The Norwegian Minister says Norway is a committed partner in several European territorial cooperation programmes, and that these offer great possibilities for regional actors to join Arctic partnerships to create innovation, share knowledge and develop sustainable business in the High North.
– It is my opinion, that there is additional value to be gained from more systematic collaboration among the many stakeholders, networks and programmes – to obtain smarter, more sustainable and inclusive regional development in the High North. Development of an Arctic regional collaboration mechanism, to mobilise, synergise and strengthen the efforts of regional Arctic stakeholders, thus would profit regional development in the Arctic, he says.
Regional and local actors are key agents
The Minister says regional and local actors, such as the industry, are key development agents and entrepreneurs.
– Many are already partners in international networks and programmes. More systematic collaboration will mobilise, synergise and strengthen the efforts of Arctic stakeholders, and thus add value to the societies, people and businesses. Regional and local ownership secure the basis of real needs and demands. The different regional programmes and initiatives in the High North may benefit from, and also complement each other, through a collaborating mechanism.
In March 2013 the Ministry of Local Government and Modernisation initiated the Bodø-process. Further discussions and cooperation with European and High North national and regional partners and stakeholders, concluded in a seminar in Tromsø in January 2015, to continue the process.
The report from the preparatory project under the ETC Northern Periphery Programme (NPP) was delivered in September 2015.
– It describes and demonstrates more clearly the potentials of a regional collaboration mechanism in the High North, Sanner says.
The report was discussed among regional, national and EU stakeholders in September 2015 in Brussels, and Sanner says the discussion supports the need for an Arctic regional collaboration mechanism to facilitate collaboration, strengthen strategic thinking and improve knowledge sharing between different programmes, initiatives and projects in the High North.
– Facilitators should be located in an existing organisation
– I expect a collaboration mechanism to include and make the best possible use of the specific and unique resources in the different geographical areas of the Arctic. Different hubs in a network would complement each other, and contribute and develop their specific strengths and themes into the network system.
The Minister says local businesses are crucial to achieve smart growth in the region, and that he would like the private sector to be more included in the projects.
Some ideas on project cooperation and clustering, and possible common thematic/strategic issues are already being discussed by the ETC Northern Periphery and Arctic Programme, as a follow up on the preparatory project report.
– I think a facilitating micro-hub will be important in setting off the collaborating mechanism.

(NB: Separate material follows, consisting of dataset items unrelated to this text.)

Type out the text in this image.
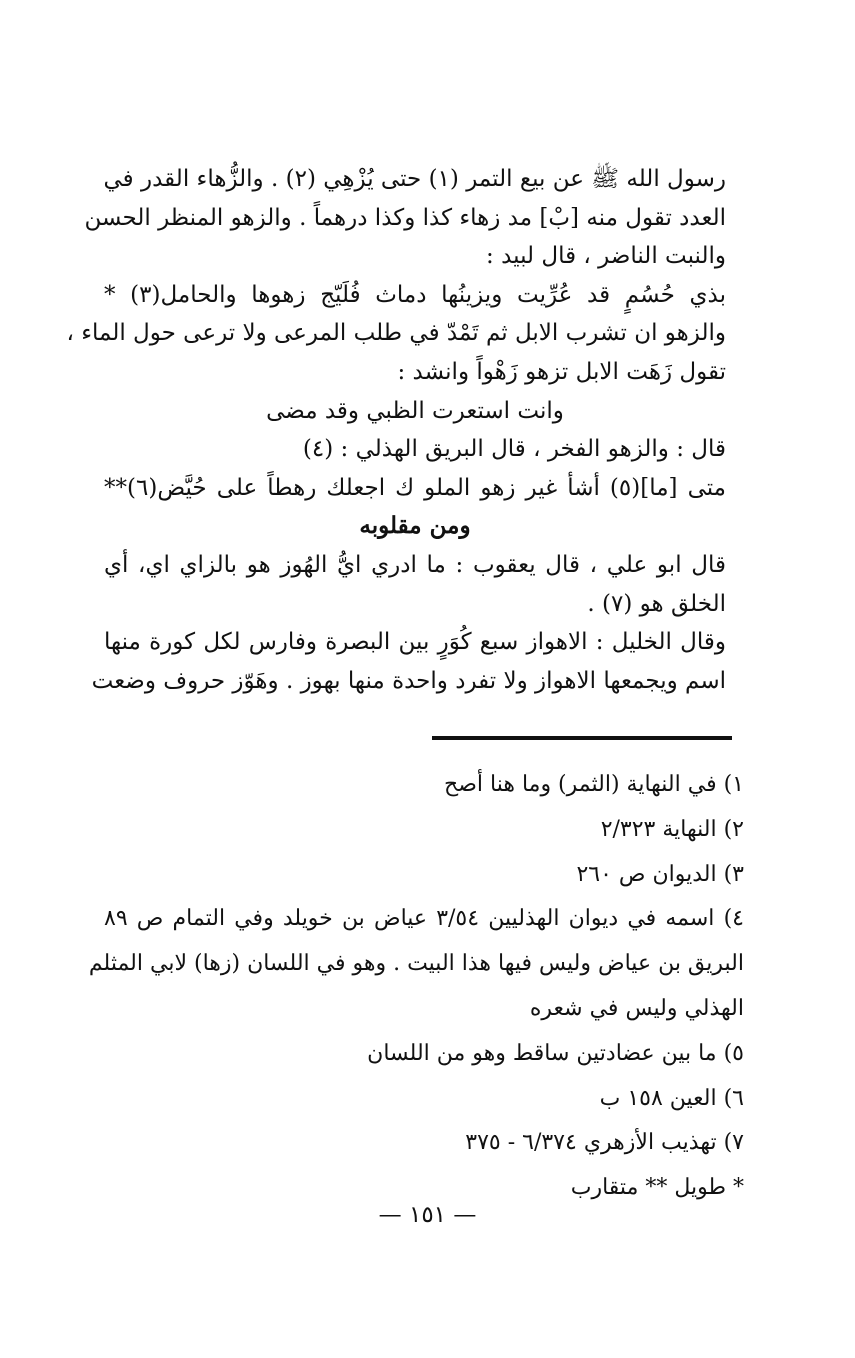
رسول الله ﷺ عن بيع التمر (١) حتى يُزْهِي (٢) . والزُّهاء القدر في
العدد تقول منه [بْ] مد زهاء كذا وكذا درهماً . والزهو المنظر الحسن
والنبت الناضر ، قال لبيد :
بذي حُسُمٍ قد عُرِّيت ويزينُها دماث فُلَيّج زهوها والحامل(٣) *
والزهو ان تشرب الابل ثم تَمْدّ في طلب المرعى ولا ترعى حول الماء ،
تقول زَهَت الابل تزهو زَهْواً وانشد :
وانت استعرت الظبي وقد مضى
قال : والزهو الفخر ، قال البريق الهذلي : (٤)
متى [ما](٥) أشأ غير زهو الملو ك اجعلك رهطاً على حُيَّض(٦)**
ومن مقلوبه
قال ابو علي ، قال يعقوب : ما ادري ايُّ الهُوز هو بالزاي اي، أي
الخلق هو (٧) .
وقال الخليل : الاهواز سبع كُوَرٍ بين البصرة وفارس لكل كورة منها
اسم ويجمعها الاهواز ولا تفرد واحدة منها بهوز . وهَوّز حروف وضعت
١) في النهاية (الثمر) وما هنا أصح
٢) النهاية ٢/٣٢٣
٣) الديوان ص ٢٦٠
٤) اسمه في ديوان الهذليين ٣/٥٤ عياض بن خويلد وفي التمام ص ٨٩
البريق بن عياض وليس فيها هذا البيت . وهو في اللسان (زها) لابي المثلم
الهذلي وليس في شعره
٥) ما بين عضادتين ساقط وهو من اللسان
٦) العين ١٥٨ ب
٧) تهذيب الأزهري ٦/٣٧٤ - ٣٧٥
* طويل ** متقارب
— ١٥١ —
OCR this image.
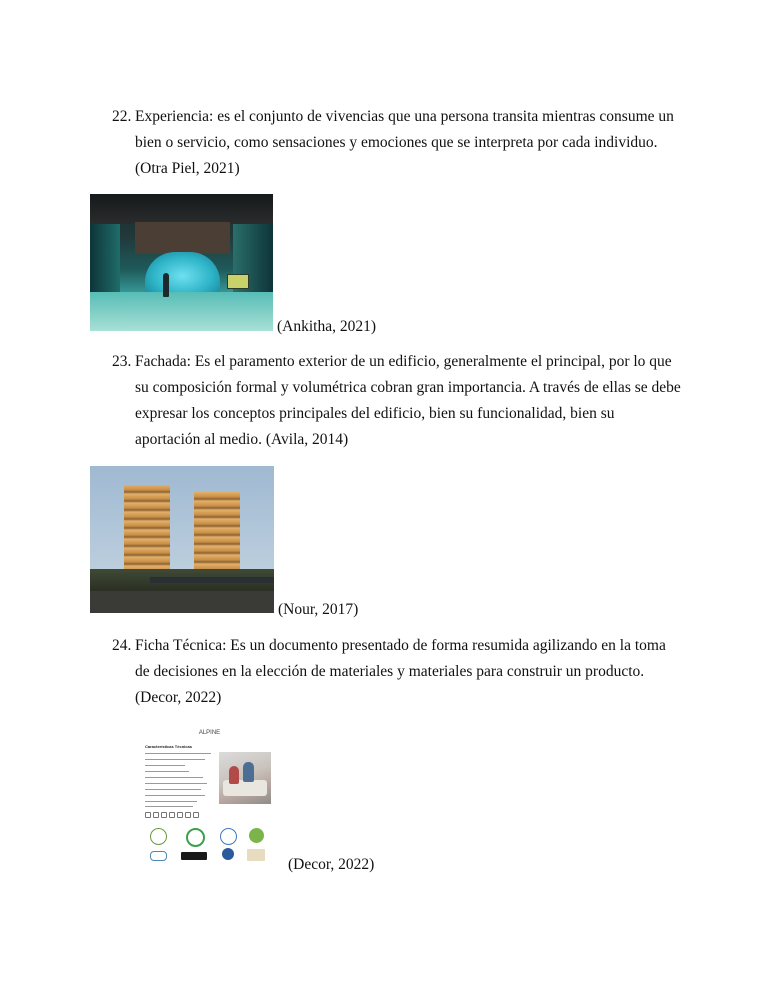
22. Experiencia: es el conjunto de vivencias que una persona transita mientras consume un bien o servicio, como sensaciones y emociones que se interpreta por cada individuo. (Otra Piel, 2021)
(Ankitha, 2021)
23. Fachada: Es el paramento exterior de un edificio, generalmente el principal, por lo que su composición formal y volumétrica cobran gran importancia. A través de ellas se debe expresar los conceptos principales del edificio, bien su funcionalidad, bien su aportación al medio. (Avila, 2014)
(Nour, 2017)
24. Ficha Técnica: Es un documento presentado de forma resumida agilizando en la toma de decisiones en la elección de materiales y materiales para construir un producto. (Decor, 2022)
ALPINE
Características Técnicas
(Decor, 2022)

This will be the “heart” of the mechanism, linking Arctic regional programmes and networks, cooperating with regional actors, Universities, enterprise organisations, SMEs and so on, Sanner says.
He stresses that the facilitiators need to have “hands on” knowledge and skills on regional programmes and networks in the High North, and securing the delivery of tangible results to the stakeholders.
– Facilitators should be located in an existing organisation, avoiding the need for any new institutional structures, Sanner says, adding that be believes Norway will be able to contribute to pilot the arctic regional collaboration.